Nous y travaillons nous-même, et nous recevons d'ailleurs un certain nombre de demandes d'industriels qui veulent savoir quelles sont les innovations les plus matures dans ce domaine, afin de pouvoir les mettre en œuvre très rapidement.

Les biogaz, qui peuvent être issus de différents types de déchets (boues, eaux usées, etc) représentent une filière suffisamment mature aujourd'hui ?

Cette filière était en premier lieu moins visible, parce que jusqu'ici, le comparatif en termes de coûts lui était justement défavorable, face au gaz russe. Mais comme aujourd'hui, nous rencontrons une problématique sérieuse, tout simplement de disponibilité, c'est un nouveau champ qui s'ouvre sur ce secteur. Et il s'avère considérable.

Et à ce sujet, le gaz naturel que l'on produit grâce au procédé du biogaz lui permet ensuite de circuler au sein des réseaux existants de la même manière. C'est un énorme atout. Mais les volumes qu'on peut adresser avec le biogaz français, vis-à-vis des imports de gaz russe, américains ou même du Qatar, ne sont pas comparables.

Il y a un an, la molécule de biogaz était beaucoup plus chère alors qu'aujourd'hui, c'est totalement l'inverse et cela va rester comme ça pendant au moins 5 ans. Ces atouts qui étaient donc, du point de vue technique, industriel, matures et vont par conséquent recevoir un pipeline d'opportunités énormes en Europe.

Que manque-t-il finalement aujourd'hui pour que cette filière des biogaz passe à l'échelle : des investisseurs, des débouchés ? Ses défis sont-ils comparables à l'hydrogène ou aux batteries ?

On a assisté à la fois à une surprise, mais aussi à un changement d'échelle qui s'opère depuis la guerre en Ukraine.

Car il ne manque rien à la filière du biogaz : les investisseurs et les clients sont là, la technologie est disponible, et les capacités industrielles sont même en train d'être mises en place. Il n'y a plus qu'à franchir le pas, même si en volume, on ne peut pas s'attendre à récupérer plus de 20% de l'approvisionnement actuel.

Mais c'est une solution qui reste intéressante, à la fois dans une logique d'autonomie énergétique de l'Europe, mais aussi car les biogaz font travailler le monde agricole et génèrent des revenus locaux. Cette économie ruisselle ensuite au sein des territoires de manière très dispersée, et peut donc être vue, à l'échelle d'un Etat, comme une solution économique extrêmement séduisante.

Vous êtes également plus largement depuis 2020 aux manettes du Centre Européen d'Accélération de d'Hydrogène Vert (EGHAC), qui incarne un « effort sans précédent » pour le développement d'une économie de l'hydrogène vert : que reste-il concrètement à bâtir pour structurer cette filière sur l'ensemble de la chaîne ?

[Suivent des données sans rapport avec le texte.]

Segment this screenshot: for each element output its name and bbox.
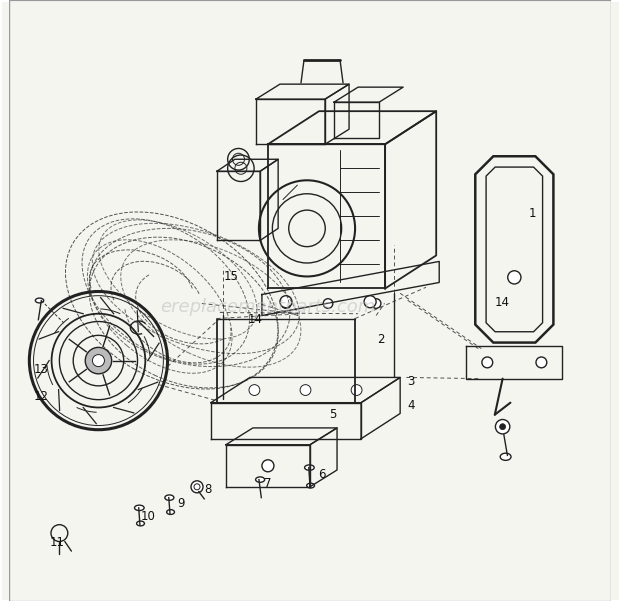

Il faut passer un message très clair à vos lecteurs que l'hydrogène : il faut quelqu'un qui le consomme. Beaucoup de projets actuels veulent créer et produire d'hydrogène, mais la question qui demeure est :  que va-t-on faire de cet hydrogène ?

S'il y a une demande qui veut de l'acier vert, des fertilisants verts ou des ciments verts, alors on peut construire la filière hydrogène : produire aujourd'hui de l'hydrogène uniquement en vue de le stocker n'est pas la bonne stratégie.

Les premiers cas de figures existants au nord de la Suède et sur lesquels nous travaillons déjà sont plutôt ceux de l'acier vert, qui est 100% renouvelable, dans un processus qui utilise de l'eau pour alimenter des électrolyseurs et créer de l'hydrogène, afin d'extraire ensuite l'oxygène du fer et de créer de l'acier vert.

D'ici peu de temps, nous pourrions annoncer des choses semblables dans l'Hexagone.

L'acier vert représente déjà 300 térawattheures soit environ près 80 % de la production française sur une année à décarboner, ce qui est déjà important. Ensuite, il y a des choses à faire dans le domaine des fertilisants, c'est encore 400 térawattheures, qui nous ajoutent des cibles de production d'hydrogène déjà pour pluiseurs années.

Enfin, le troisième débouché serait celui des mobilités lourdes et le quatrième, la décarbonation du ciment. Avec un avantage, qui est que l'hydrogène nous permettrait rien qu'avec ces quatre secteurs, de décarboner des industries jusqu'ici très polluantes.

Quelles sont les briques manquantes pour adresser dès à présent ces quatre applications ? On évoque souvent la question du transport de cette énergie comme l'un des maillons faibles ?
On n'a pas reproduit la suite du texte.